According to Banned Books: Challenging Our Freedom to Read by Robert P. Doyle, this year’s list of challenged or banned books has 1,890 entries. The reasons most often cited for censoring a book are sex, profanity, and racism. Most challenges take place in schools and their libraries. As I leafed through this book, I was struck by how many of my childhood favorites were on the list. Here’s a small sampling:
- My Friend Flicka by Mary O’Hara was pulled from reading lists in 1990 because of the words “damn” and “bitch” (referring to a female dog).
- Harriet the Spy by Louise Fitzhugh was challenged in school libraries because the book “teaches children to lie, spy, backtalk, and curse.” Its sequel, The Long Secret, faced a challenge because it is “demented” and makes fun of religion.
- Witch of Blackbird Pond by Elizabeth George Speare won the Newbery Medal in 1959. It was challenged in 2002 for promoting witchcraft and violence.
- The Prydain Chronicles by Lloyd Alexander includes The High King, winner of the Newbery Medal in 1969. The series was challenged in 1993 as required reading because of “religious themes that are pagan in nature” and “the allure of witchcraft and black magic that runs through the books.
- A Study in Scarlet by A. Conan Doyle, the novel that introduced Sherlock Holmes and Dr.
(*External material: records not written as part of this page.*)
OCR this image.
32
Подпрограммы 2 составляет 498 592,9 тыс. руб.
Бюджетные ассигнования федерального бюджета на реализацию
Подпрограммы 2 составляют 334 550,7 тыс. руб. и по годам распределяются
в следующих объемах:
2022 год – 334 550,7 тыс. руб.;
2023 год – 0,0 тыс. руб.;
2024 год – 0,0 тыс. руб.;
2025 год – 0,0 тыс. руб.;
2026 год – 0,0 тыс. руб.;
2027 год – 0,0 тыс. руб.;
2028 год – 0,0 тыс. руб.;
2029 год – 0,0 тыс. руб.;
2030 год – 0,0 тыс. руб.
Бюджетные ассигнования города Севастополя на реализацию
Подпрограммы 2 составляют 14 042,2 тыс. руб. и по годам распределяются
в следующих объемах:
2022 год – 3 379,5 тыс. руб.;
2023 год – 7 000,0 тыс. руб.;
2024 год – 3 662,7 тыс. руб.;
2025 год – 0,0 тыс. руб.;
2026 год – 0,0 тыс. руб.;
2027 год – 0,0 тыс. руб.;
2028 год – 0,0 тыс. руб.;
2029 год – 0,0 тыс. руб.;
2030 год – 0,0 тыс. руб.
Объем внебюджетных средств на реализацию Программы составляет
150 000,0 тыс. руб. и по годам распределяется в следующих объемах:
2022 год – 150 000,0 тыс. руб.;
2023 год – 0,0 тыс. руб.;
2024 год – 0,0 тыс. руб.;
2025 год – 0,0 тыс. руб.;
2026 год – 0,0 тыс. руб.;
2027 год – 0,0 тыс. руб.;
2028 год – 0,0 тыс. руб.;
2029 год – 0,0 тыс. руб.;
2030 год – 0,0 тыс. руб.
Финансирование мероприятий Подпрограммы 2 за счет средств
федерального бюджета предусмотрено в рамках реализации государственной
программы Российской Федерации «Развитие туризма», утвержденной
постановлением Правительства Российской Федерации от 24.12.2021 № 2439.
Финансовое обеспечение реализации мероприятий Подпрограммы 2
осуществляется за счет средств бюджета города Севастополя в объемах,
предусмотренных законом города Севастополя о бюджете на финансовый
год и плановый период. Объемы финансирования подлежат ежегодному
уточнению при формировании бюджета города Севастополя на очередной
Watson to the world, was removed in 2011 from a required reading list because “the book casts Mormonism in a negative light.”
- A Wrinkle in Time by Madeleine C. L’Engle won the Newbery Medal in 1963. It has been challenged three times for promoting witchcraft, sending “a mixed signal about good and evil” and “undermining religious beliefs.”
More recent favorites for children continue to be challenged or banned as well. Nine of Louise Lowry’s books are on the list. The Giver won the Newbery Medal in 1994. It has been banned, restricted, or challenged eight times. J.K. Rowling’s Harry Potter books have been challenged, restricted, or banned an astounding 100 times.
To protect the rights of other readers, particularly children, you can join the supporters of your local public library or check out The Freedom to Read Foundation. You can also participate in Banned Books Week, held every September.
When a few people decide for a whole community what we can read, then we all lose the right to choose.